Para su sorpresa, Sarah descubrió que no se arrepentía de nada. Entregarse a un amante francés no encajaba en el código que habían intentado inculcarle en Londres. Pero estaba muy lejos de Inglaterra y, además, la noche con Du Gard había sido una de las experiencias más dichosas de su vida, aún joven.
Desde que se fue a Londres, Sarah se había sentido coartada y deprimida, había tenido la sensación de ahogarse con las obligaciones que le imponía la sociedad; en cambio, en aquel momento, envuelta en una luz fantasmagórica y en la soledad de la noche, no lo notaba. Sarah se sentía libre y viva, y aunque se resistía a aceptarlo, le constaba que Du Gard era el artífice de aquel cambio.

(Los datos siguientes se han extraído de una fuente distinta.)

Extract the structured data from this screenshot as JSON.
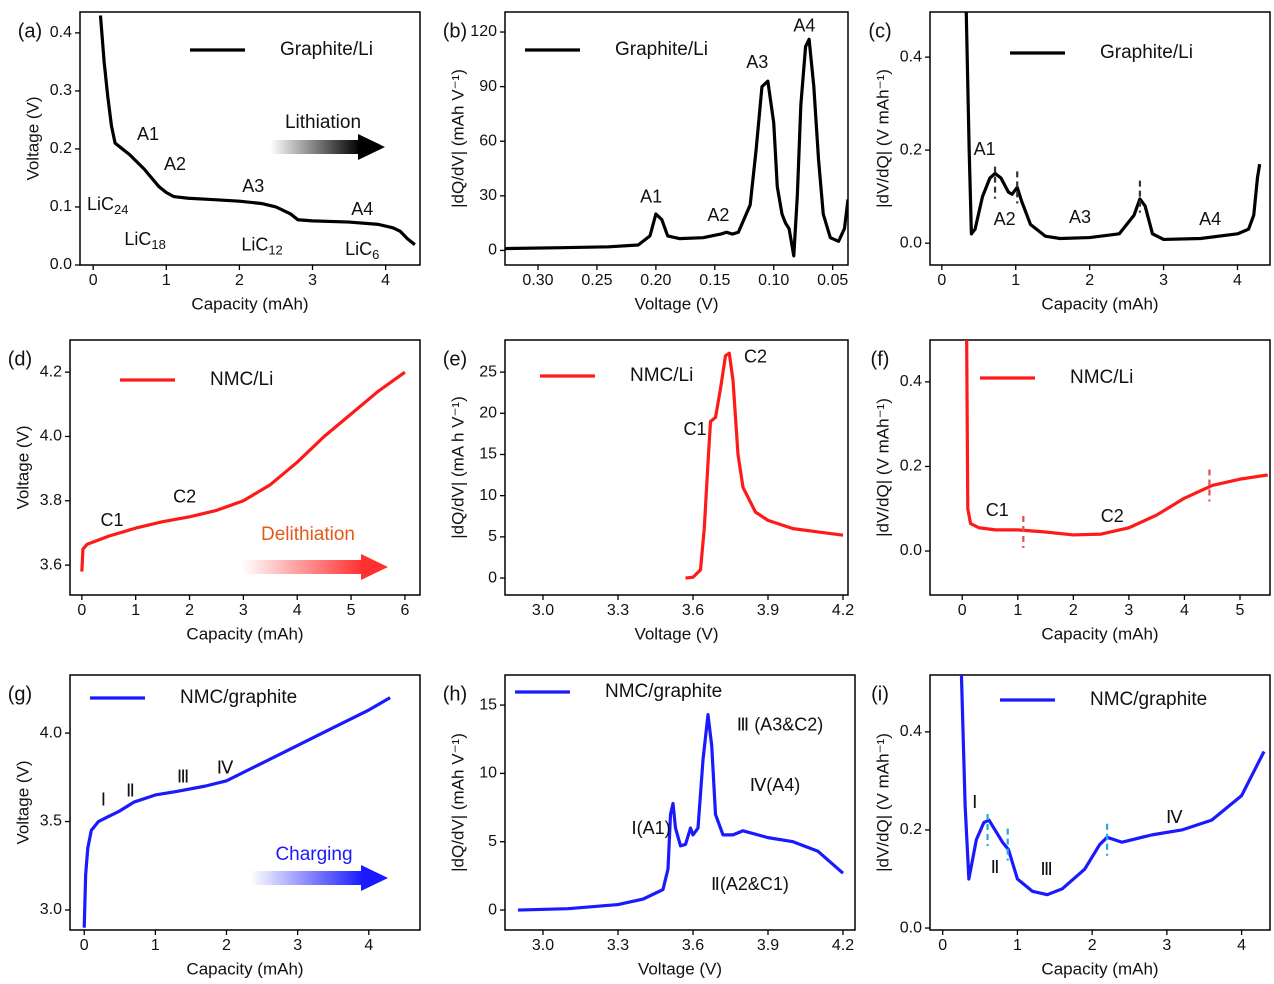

Con una sonrisa en los labios, se volvió hacia él. Le acarició con ternura un mechón de cabellos que le caía sobre la cara y se preguntó cómo se podía sentir tanto rechazo y tanta atracción por alguien al que unos días antes ni siquiera…
Los pensamientos de Sarah se cortaron como un hilo fino y en un abrir y cerrar de ojos carecieron de importancia. Porque súbitamente se había dado cuenta de que Du Gard y ella no estaban solos en la habitación.
El resplandor de un rayo que surgió del cielo nocturno acompañado de un trueno alumbró la estancia y arrancó de la oscuridad una figura gigantesca que acechaba en un rincón.
Sarah abrió la boca para proferir un grito de espanto, que no llegó a salir de su garganta. Una garra tosca se abalanzó sobre ella y le selló los labios. Otro rayo iluminó la habitación y, durante una décima de segundo, Sarah tuvo la oportunidad de observar la cara del intruso.
Para su espanto, no vio nada.
El gigante llevaba puesta una capucha y su sombra le tapaba el rostro. Un hálito de frialdad pareció rodearla, igual que aquella noche en la que una figura oscura la persiguió en Montmartre…
Se defendió con todas sus fuerzas, golpeó con los puños cerrados al atacante, pero este no cedió y la abatió con una garra, mientras con la otra seguía impidiéndole gritar. Sarah notó de repente que le estrujaban algo húmedo y frío en la boca y en la nariz. Instintivamente contuvo el aliento, pero la conmoción y el pulso acelerado le impidieron aguantar mucho tiempo.
Gimió y jadeó en busca de aire. El olor penetrante del éter se le clavó en los pulmones y se deslizó como un cuchillo por sus entrañas. Notó que se le nublaban los sentidos y, a través de un velo espeso, advirtió que Du Gard despertaba.
Sarah se mantuvo consciente el tiempo suficiente para ver que la garra negra también lo atrapaba a él; luego volvió a tener la sensación de que se precipitaba en un abismo sin fondo.
Y esta vez no había nada que amortiguara la caída.